The Christmas Song (Chestnuts Roasting on an Open Fire)
(Music and lyrics by Torme and Wells—1946)
Chestnuts roasting on an open fire,
Jack Frost nipping at your nose,
Yuletide carols being sung by a choir,
And folks dressed up like Eskimos.
Everybody knows a turkey and some mistletoe,
Help to make the season bright.
Tiny tots with their eyes all aglow,
Will find it hard to sleep tonight.
They know that Santa's on his way;
He's loaded lots of toys and goodies on his sleigh.
And every mother's child is going to spy,
To see if reindeer really know how to fly.

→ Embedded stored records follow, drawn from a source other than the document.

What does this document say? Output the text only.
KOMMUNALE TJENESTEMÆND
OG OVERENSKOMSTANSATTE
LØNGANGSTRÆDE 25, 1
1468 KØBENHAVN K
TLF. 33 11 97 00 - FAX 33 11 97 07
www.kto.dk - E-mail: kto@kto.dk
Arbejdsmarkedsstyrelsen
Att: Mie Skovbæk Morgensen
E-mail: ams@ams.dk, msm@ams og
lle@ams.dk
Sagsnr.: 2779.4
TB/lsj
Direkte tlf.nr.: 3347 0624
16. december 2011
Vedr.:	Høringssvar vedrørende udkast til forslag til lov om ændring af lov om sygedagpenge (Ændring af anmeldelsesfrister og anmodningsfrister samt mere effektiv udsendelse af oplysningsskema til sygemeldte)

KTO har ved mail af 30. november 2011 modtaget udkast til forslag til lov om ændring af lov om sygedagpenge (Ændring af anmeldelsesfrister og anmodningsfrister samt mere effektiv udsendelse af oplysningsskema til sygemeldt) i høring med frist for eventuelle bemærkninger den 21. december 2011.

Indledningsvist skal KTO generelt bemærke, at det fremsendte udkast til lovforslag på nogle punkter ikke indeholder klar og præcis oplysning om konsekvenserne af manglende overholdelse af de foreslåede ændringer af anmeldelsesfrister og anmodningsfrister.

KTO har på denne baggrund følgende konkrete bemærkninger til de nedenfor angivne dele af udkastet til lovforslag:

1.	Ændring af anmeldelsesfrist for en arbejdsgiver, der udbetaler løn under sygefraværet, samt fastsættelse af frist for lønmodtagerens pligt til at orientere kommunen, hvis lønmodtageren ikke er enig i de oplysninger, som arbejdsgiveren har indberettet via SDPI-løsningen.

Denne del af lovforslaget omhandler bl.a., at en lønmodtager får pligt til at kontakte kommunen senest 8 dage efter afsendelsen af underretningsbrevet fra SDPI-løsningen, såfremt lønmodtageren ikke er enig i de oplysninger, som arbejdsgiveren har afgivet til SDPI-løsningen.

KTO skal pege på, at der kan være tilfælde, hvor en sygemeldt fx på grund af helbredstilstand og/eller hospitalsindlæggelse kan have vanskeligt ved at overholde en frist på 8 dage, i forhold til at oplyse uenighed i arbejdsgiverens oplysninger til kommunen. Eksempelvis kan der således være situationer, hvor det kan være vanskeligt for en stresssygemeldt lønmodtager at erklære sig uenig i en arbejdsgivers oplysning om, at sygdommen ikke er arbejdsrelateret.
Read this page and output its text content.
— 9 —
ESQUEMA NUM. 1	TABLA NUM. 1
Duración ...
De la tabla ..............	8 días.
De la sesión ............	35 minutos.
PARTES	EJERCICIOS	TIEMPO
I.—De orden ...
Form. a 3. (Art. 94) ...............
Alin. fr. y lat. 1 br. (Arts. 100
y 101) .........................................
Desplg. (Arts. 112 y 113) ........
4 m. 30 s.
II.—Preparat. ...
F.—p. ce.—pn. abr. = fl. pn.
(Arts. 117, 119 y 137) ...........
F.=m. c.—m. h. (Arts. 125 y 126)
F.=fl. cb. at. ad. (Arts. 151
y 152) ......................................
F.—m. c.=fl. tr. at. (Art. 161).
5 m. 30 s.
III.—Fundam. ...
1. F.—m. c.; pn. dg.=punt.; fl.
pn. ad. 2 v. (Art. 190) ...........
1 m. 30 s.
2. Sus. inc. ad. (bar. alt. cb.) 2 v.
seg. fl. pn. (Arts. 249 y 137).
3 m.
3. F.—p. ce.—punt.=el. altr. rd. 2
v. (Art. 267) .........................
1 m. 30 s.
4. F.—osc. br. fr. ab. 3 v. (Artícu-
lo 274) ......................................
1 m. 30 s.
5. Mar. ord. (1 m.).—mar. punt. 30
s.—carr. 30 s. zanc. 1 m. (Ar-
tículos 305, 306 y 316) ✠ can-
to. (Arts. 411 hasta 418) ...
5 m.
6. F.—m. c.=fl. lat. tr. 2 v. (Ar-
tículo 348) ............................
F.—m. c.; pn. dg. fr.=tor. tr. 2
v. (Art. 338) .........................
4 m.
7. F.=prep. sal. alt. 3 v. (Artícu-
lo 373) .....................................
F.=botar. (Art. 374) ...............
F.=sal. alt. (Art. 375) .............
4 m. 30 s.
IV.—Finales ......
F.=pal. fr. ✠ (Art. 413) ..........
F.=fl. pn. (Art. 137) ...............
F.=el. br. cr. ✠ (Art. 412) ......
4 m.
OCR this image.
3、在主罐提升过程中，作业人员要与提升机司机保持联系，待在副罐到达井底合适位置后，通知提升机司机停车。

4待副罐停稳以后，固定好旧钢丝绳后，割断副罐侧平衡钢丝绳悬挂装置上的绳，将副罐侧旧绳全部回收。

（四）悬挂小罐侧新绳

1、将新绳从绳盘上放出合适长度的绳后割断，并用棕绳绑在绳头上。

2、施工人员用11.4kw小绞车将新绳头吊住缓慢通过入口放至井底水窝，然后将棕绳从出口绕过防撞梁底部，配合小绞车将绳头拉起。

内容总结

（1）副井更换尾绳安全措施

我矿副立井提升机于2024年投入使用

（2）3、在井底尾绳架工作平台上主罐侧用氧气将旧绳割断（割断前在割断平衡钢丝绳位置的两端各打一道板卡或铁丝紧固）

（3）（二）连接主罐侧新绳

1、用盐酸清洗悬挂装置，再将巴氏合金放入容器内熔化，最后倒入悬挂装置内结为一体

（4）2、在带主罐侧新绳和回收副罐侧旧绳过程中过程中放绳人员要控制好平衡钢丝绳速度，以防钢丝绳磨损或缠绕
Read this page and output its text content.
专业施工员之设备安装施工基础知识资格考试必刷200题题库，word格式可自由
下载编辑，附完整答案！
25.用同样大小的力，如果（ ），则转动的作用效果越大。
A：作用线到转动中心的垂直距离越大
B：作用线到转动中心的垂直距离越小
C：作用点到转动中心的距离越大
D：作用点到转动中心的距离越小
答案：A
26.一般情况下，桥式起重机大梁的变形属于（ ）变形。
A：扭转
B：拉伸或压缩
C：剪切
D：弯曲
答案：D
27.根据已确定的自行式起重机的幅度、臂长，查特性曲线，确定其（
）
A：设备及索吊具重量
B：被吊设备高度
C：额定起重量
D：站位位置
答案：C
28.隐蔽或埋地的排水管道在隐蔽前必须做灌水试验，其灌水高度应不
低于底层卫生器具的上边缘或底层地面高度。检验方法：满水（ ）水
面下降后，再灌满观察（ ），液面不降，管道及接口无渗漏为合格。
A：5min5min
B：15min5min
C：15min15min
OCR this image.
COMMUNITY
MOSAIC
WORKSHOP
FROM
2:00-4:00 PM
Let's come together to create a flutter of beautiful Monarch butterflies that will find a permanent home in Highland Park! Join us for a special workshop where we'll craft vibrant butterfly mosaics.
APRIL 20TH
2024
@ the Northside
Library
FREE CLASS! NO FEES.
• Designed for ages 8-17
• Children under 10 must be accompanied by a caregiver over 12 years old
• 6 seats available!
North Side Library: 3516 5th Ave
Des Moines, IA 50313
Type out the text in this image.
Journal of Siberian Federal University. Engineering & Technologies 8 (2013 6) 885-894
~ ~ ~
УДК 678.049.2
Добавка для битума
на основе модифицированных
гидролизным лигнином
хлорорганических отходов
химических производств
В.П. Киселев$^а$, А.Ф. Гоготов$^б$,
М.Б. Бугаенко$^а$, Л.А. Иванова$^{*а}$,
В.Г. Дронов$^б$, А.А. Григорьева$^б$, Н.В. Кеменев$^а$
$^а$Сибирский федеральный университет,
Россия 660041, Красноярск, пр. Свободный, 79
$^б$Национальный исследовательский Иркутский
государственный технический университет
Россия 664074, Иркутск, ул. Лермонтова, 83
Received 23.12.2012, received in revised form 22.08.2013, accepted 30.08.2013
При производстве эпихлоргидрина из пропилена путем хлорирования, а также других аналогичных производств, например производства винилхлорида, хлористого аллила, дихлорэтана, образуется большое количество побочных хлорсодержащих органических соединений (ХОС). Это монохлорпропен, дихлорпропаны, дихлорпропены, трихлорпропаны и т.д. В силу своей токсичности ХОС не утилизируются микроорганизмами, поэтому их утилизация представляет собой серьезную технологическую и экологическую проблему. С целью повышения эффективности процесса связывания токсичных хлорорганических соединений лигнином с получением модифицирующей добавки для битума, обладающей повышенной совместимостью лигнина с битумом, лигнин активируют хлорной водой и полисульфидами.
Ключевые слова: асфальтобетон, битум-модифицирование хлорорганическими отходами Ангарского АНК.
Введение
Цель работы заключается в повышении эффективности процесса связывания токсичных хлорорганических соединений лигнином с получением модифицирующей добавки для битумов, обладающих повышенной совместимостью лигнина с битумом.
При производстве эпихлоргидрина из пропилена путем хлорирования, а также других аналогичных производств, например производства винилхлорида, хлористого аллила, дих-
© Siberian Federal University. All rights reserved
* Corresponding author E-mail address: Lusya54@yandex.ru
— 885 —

And so I'm offering this simple phrase,
To kids from one to ninety-two,
Although it’s been said many times, many ways,
Merry Christmas to you.
This song reminds me of trips to New York City at Christmastime when we were children. It was not an annual tradition, but we did manage a few trips as a family as I remember. We would take the train from Tarrytown to Grand Central Station in Manhattan and then walk down 5th Avenue to 37th Street to see the storefront window at Lord &Taylor’s. It always had a spectacular Christmas display of one kind or another; folks lined up to walk past it with their children. It fascinated us as kids. We also would go and see the big Christmas tree at Rockefeller Center, watch the skaters on the rink in front of the tree, and stop into St. Patrick’s Cathedral nearby to light a candle. What I also remember (also thanks to this song) are the street vendors who sold roasted chestnuts. My father would buy a bag of them and share them with us. I don’t remember that I liked them very much, but he did and that was fine. They always smelled so good, especially in the cold winter air and it was nice to hold the warm bag of chestnuts and feel the warmth through my gloves. But it was the sights and sounds of Manhattan at Christmastime that I remember too. And even as a young adult when I worked in Manhattan, the Christmas storefront displays, the glittering trees, the streetlights and Christmas lights hung up, Trump Tower with its big wreaths—all of it has stayed in my mind—glittering with the splendor of the season.